So I went ahead and read some of the Overlord Light Novels. Here’re my impressions.

First off, seeing as these are translations, these stories lose a lot in terms of the “artistic” aspect. Like, ordinarily when you read a novel, the writing style can draw you in y’know? But of course, a lot of that aspect is lost here.

Each paragraph seems more like a short description rather than something to incite the soul with its “art”, but I’ve a feeling it’s not too far off from the original anyway. Perhaps it’s just a matter of how prose differs across languages/cultures?

That said, perhaps it’s due to having because I’ve read the manga and watched the anime, I found the novel enjoyable enough. Having watched the anime, it was easy to visualize the descriptions in the LN as well as to assign voices to the characters. The way they moved, their inner monologues and even the environment was easy to envision. In fact, the LN almost felt like a storyboard description for an anime adaptation.

While the writing style is rather… well, it’s very structured. Hence why I said it felt like a storyboard. But the thing I like about the author is that s/he does explain a lot of things that would otherwise be plot holes. It’s actually written in a very stream of consciousness style, but the very organized/structured format keeps it from rumbling.

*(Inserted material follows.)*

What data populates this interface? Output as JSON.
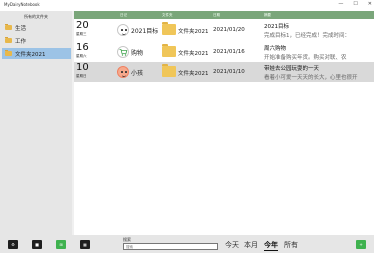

For instance, I rather enjoyed volume #7, “The Invaders of the Large Tomb”, which tells of how a group of unofficial Adventurers try to investigate/tomb rob the Tomb of Nazarick. These unofficial Adventurers, known as “Workers”, are described in quite a fair amount of detail. It explains that, yeah, Workers are adventurers who do the dirty work that Adventurer Guilds can’t condone, but that doesn’t mean all Workers are amoral rogues. For instance, strictly speaking, if an Adventurer comes across someone who was injured, they can’t use magic to heal that person without charging a certain fee. The reason is that in this world where magic exists, the task of magical healing is left to the priests, who charge for their services. So if Adventurers were to just go around healing people willy nilly… and for FREE… well, that just ain’t kosher.

So the Churches/Temples/Priests force the Adventurer Guilds to strictly enforce this. BUT it’s not simply because the Religions are greedy. In this world of probable gods and definite demons, the Religions depend on charging for healing as a source of income in order to retain a separation of powers from the State. Of course, Workers can just bypass the whole “charging someone for healz” thing. So while Workers are generally in it for money, they aren’t necessarily evil types.

Anyways, volume #7 focuses almost entirely on an expedition of Workers and in particular, a group known as “Foresight”, who take on a commission to explore the Tomb of Nazarick. The usual Overlord crew are almost entirely absent.

However… it’s pretty obvious that these people are going to DIE. The first half of the volume’s pretty entertaining for what it was. But then we get the latter half of the volume, which was expectedly, just low grade torture porn. It was pretty boring because you knew it was coming.

Volume #4, “The Lizardmen Heroes” is much the same. We get a buncha’ Lizardmen who are basically our main characters for the volume. But ultimately, they’re just fodder. This volume fairs better than #7 because it’s something of a full story whereas #7 was just the characters nailing their coffins airtight with constant death flag raising.

All in all, if you’ve seen the anime, the Light Novels are not too bad. I’m currently reading Volume #5. Having read these though, I hope we don’t get a second season. I don’t think they’d really translate well to anime form. Because as of now, it’s really just setting up a bunch of characters for the sole purpose of our main characters steamrolling over them.